Nous restons donc sur place, espérant que les secours arrivent au plus vite, parce que rien ne va. Ma blessure s'est rouverte et saigne à travers le pansement, mais je n'ose même pas me plaindre de la douleur pourtant bien aigue. Livia, enceinte huit mois déjà, souffre du rapprochement de ses contractions, de plus en plus violentes, surement à cause du stresse de la situation. Nos vivres ne tiendrons pas jusqu'à demain, alors priorité aux enfants et femmes enceinte, de toute façon, toutes ces mésaventures m'ont coupées l'appétit. L'ambiance est bien trop calme et morose, chacun fait son deuil dans son fort intérieur et prie pour rentrer au plus vite en lieu sûr.

Alors que le chaud soleil laisse progressivement place à une nuit plus fraiche, on enflamme un vêtement quelconque et se rassemble autour du feu pour se tenir au chaud. La nature autour nous chante une berceuse terrifiante en mélangeant cris de mammifères et d'insectes, mais les petits arrivent à trouver le sommeil dans le confort des bras de leurs mères.

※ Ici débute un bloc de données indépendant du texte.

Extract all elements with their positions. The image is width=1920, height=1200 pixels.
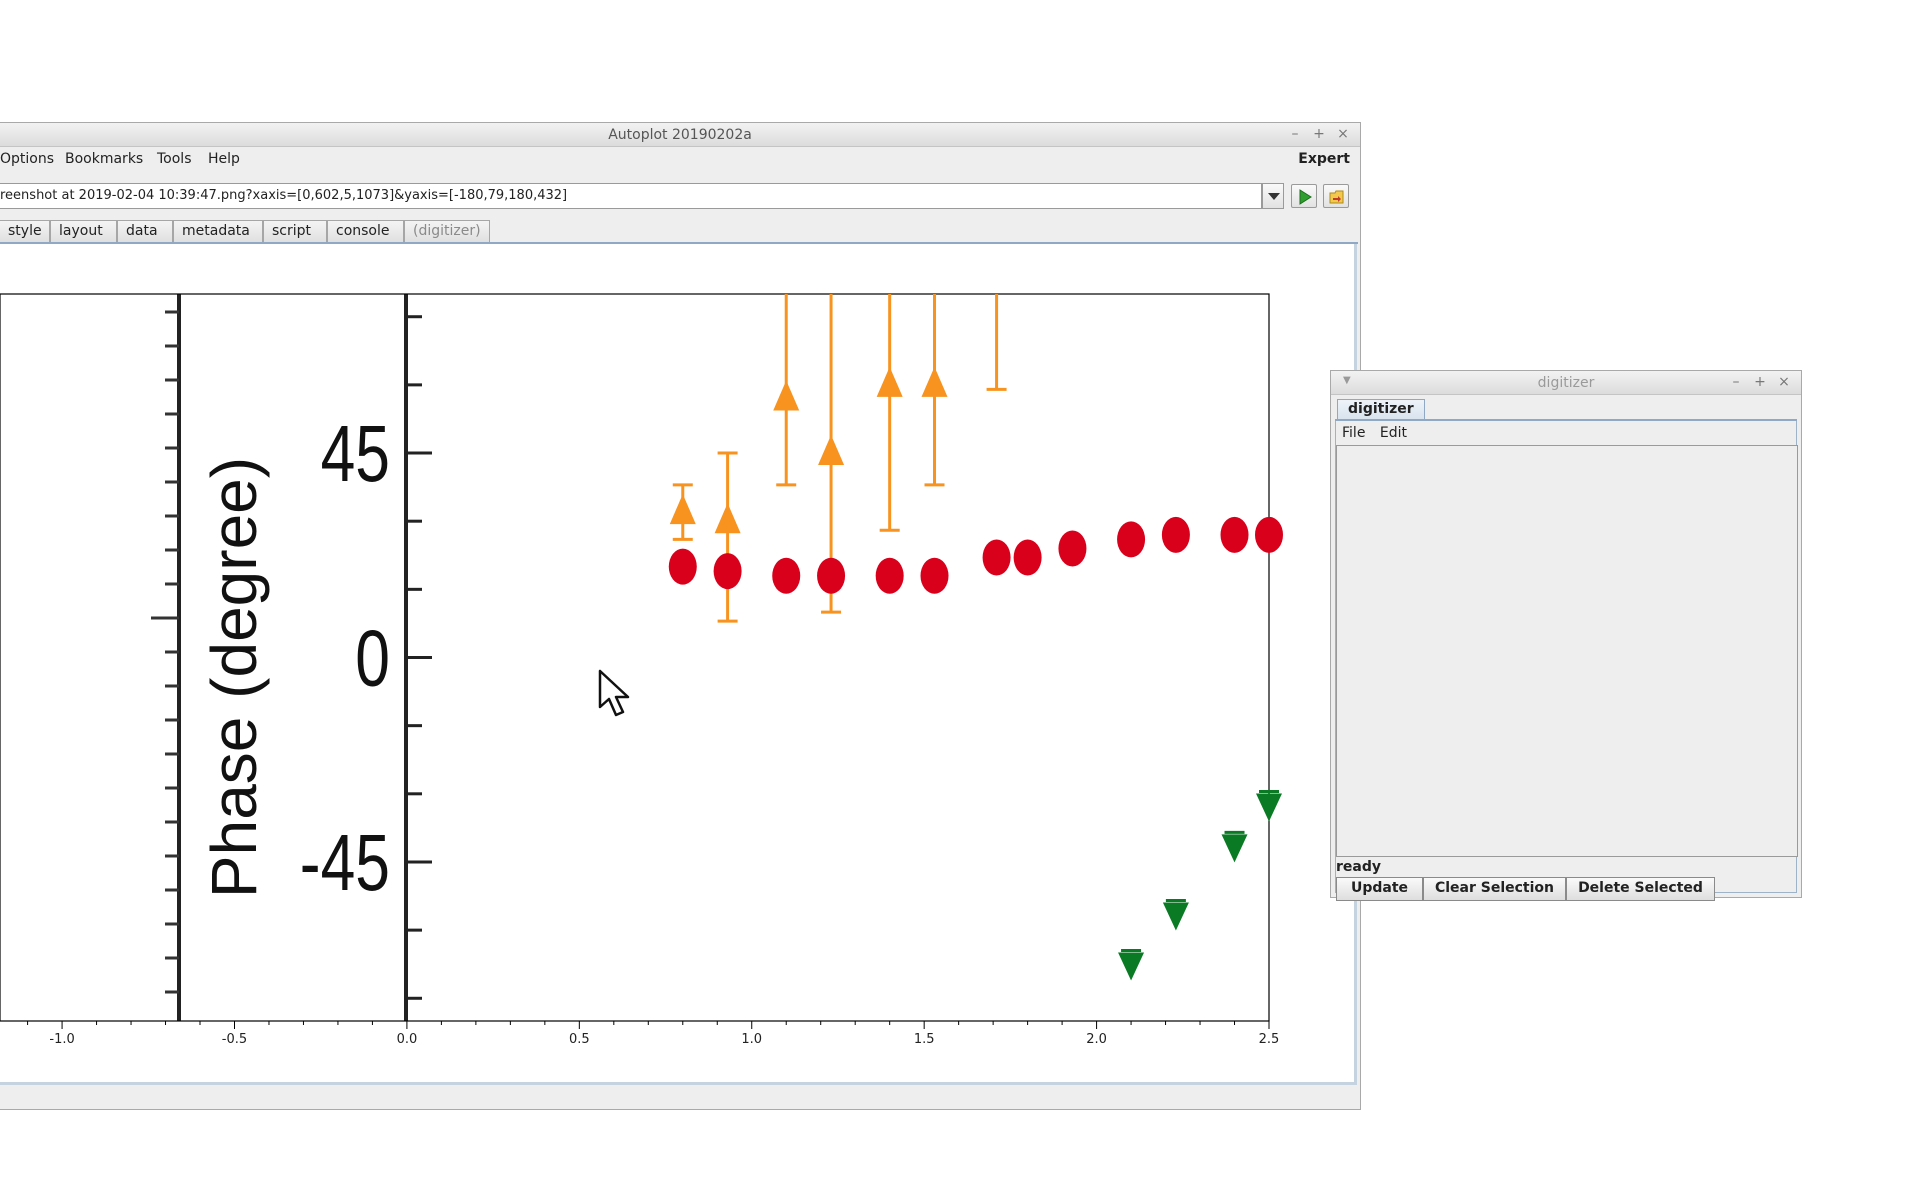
uri-value: reenshot at 2019-02-04 10:39:47.png?xaxi… [0,188,568,203]
digitizer-points-list[interactable] [1336,445,1798,857]
menu-help[interactable]: Help [208,151,240,167]
tab-script[interactable]: script [263,220,327,242]
menu-file[interactable]: File [1342,425,1366,441]
digitizer-tab-underline [1335,419,1797,421]
status-bar [0,1085,1358,1109]
plot-frame [0,293,1270,1022]
circle-point [982,539,1011,576]
folder-icon [1329,190,1344,204]
window-title: Autoplot 20190202a [608,127,752,143]
x-tick-label: 2.5 [1259,1032,1280,1047]
x-tick-label: 0.0 [397,1032,418,1047]
triangle-up-point [876,366,903,397]
triangle-up-point [714,503,741,534]
menubar: Options Bookmarks Tools Help Expert [0,147,1360,171]
menu-options[interactable]: Options [0,151,55,167]
x-tick-label: -0.5 [222,1032,247,1047]
tab-console[interactable]: console [327,220,404,242]
menu-tools[interactable]: Tools [157,151,192,167]
digitizer-window: ▼ digitizer – + × digitizer File Edit re… [1330,370,1802,901]
circle-point [668,548,697,585]
circle-point [817,557,846,594]
circle-point [1117,521,1146,558]
maximize-icon[interactable]: + [1754,374,1766,390]
uri-history-dropdown[interactable] [1262,183,1284,209]
x-tick-label: 2.0 [1086,1032,1107,1047]
y-axis-label: Phase (degree) [198,457,270,898]
tab-digitizer[interactable]: (digitizer) [404,220,490,242]
triangle-up-point [921,366,948,397]
circle-point [1255,516,1283,553]
x-tick-label: 0.5 [569,1032,590,1047]
maximize-icon[interactable]: + [1313,126,1325,142]
triangle-up-point [818,435,845,466]
autoplot-window: Autoplot 20190202a – + × Options Bookmar… [0,122,1361,1110]
expert-menu[interactable]: Expert [1298,151,1350,167]
circle-point [1058,530,1087,567]
tab-style[interactable]: style [0,220,50,242]
delete-selected-button[interactable]: Delete Selected [1566,877,1715,901]
chevron-down-icon [1268,193,1280,200]
digitizer-menubar: File Edit [1342,425,1417,441]
digitizer-title: digitizer [1537,375,1595,391]
clear-selection-button[interactable]: Clear Selection [1423,877,1566,901]
triangle-down-point [1221,834,1248,863]
triangle-up-point [773,380,800,411]
x-tick-label: 1.0 [741,1032,762,1047]
y-tick-label: 45 [321,410,390,499]
minimize-icon[interactable]: – [1732,374,1740,390]
minimize-icon[interactable]: – [1291,126,1299,142]
x-tick-label: -1.0 [49,1032,74,1047]
uri-input[interactable]: reenshot at 2019-02-04 10:39:47.png?xaxi… [0,183,1262,209]
tab-metadata[interactable]: metadata [173,220,263,242]
menu-bookmarks[interactable]: Bookmarks [65,151,144,167]
tab-layout[interactable]: layout [50,220,117,242]
mouse-pointer-icon [598,669,630,717]
circle-point [713,553,742,590]
triangle-down-point [1162,902,1189,931]
triangle-down-point [1256,793,1282,822]
browse-button[interactable] [1323,184,1349,208]
close-icon[interactable]: × [1778,374,1790,390]
embedded-figure: 45 0 -45 Phase (degree) [151,294,432,1021]
digitizer-status: ready [1336,859,1381,875]
play-icon [1299,189,1312,205]
circle-point [875,557,904,594]
y-tick-label: 0 [355,614,390,703]
autoplot-titlebar[interactable]: Autoplot 20190202a – + × [0,123,1360,147]
triangle-up-point [669,494,696,525]
go-button[interactable] [1291,184,1317,208]
update-button[interactable]: Update [1336,877,1423,901]
tab-data[interactable]: data [117,220,173,242]
digitizer-panel: File Edit ready Update Clear Selection D… [1335,421,1798,901]
circle-point [1161,516,1190,553]
digitizer-tab[interactable]: digitizer [1337,399,1425,419]
triangle-down-point [1118,952,1145,981]
circle-point [920,557,949,594]
plot-canvas[interactable]: 45 0 -45 Phase (degree) -1.0 -0.5 0.0 0.5 1.0 1.… [0,244,1357,1085]
close-icon[interactable]: × [1337,126,1349,142]
circle-point [1013,539,1042,576]
data-marks [668,294,1283,981]
window-menu-icon[interactable]: ▼ [1343,375,1351,386]
y-tick-label: -45 [300,819,390,908]
digitizer-titlebar[interactable]: ▼ digitizer – + × [1331,371,1801,395]
tab-underline [0,242,1358,244]
x-axis: -1.0 -0.5 0.0 0.5 1.0 1.5 2.0 2.5 [27,1021,1280,1047]
circle-point [1220,516,1249,553]
x-tick-label: 1.5 [914,1032,935,1047]
menu-edit[interactable]: Edit [1379,425,1408,441]
plot-svg[interactable]: 45 0 -45 Phase (degree) -1.0 -0.5 0.0 0.5 1.0 1.… [0,244,1357,1085]
circle-point [772,557,801,594]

Malgré la beauté des étoiles au-dessus de nos têtes et le vent frais de la savane, cette nuit restera gravée dans ma mémoire, comme l'une des pires...

Au petit matin, les choses ne s'étaient pas améliorées. Tous les enfants sont atteints de fortes fièvres et vomissements, Violet a disparue et Livia perd les eaux. Rien ne va, c'est le chaos total, j'en ai des maux de tête, c'est quoi ces vacances de merde !? Et les secours qui n'arrivent toujours pas. N'ont-ils pas remarqués notre absence ? Ou notre passage a été effacé ? Cette pensée me traverse la tête avec un sentiment d'évidence, mais je n'ai pas vraiment le temps de plus y penser. Entre Karla qui ne sait plus où donner de la tête avec tous ces malades, et Brooke et Livia qui se laissent envahir par une panique contagieuse, je dois intervenir. Je me lève donc d'un bond et parle assez fort pour faire cesser tout ce bruit.

- Je vais aller chercher Violet

- (Evelyne) Tu es folle ! Tu ne peux pas y aller seule, en plus tu es blessé

- (Brooke) Je viens avec toi

- (Yasmine) Moi aussi

- (Moi) D'accord. Karla, tu aurais besoin que je ramène quelque chose ?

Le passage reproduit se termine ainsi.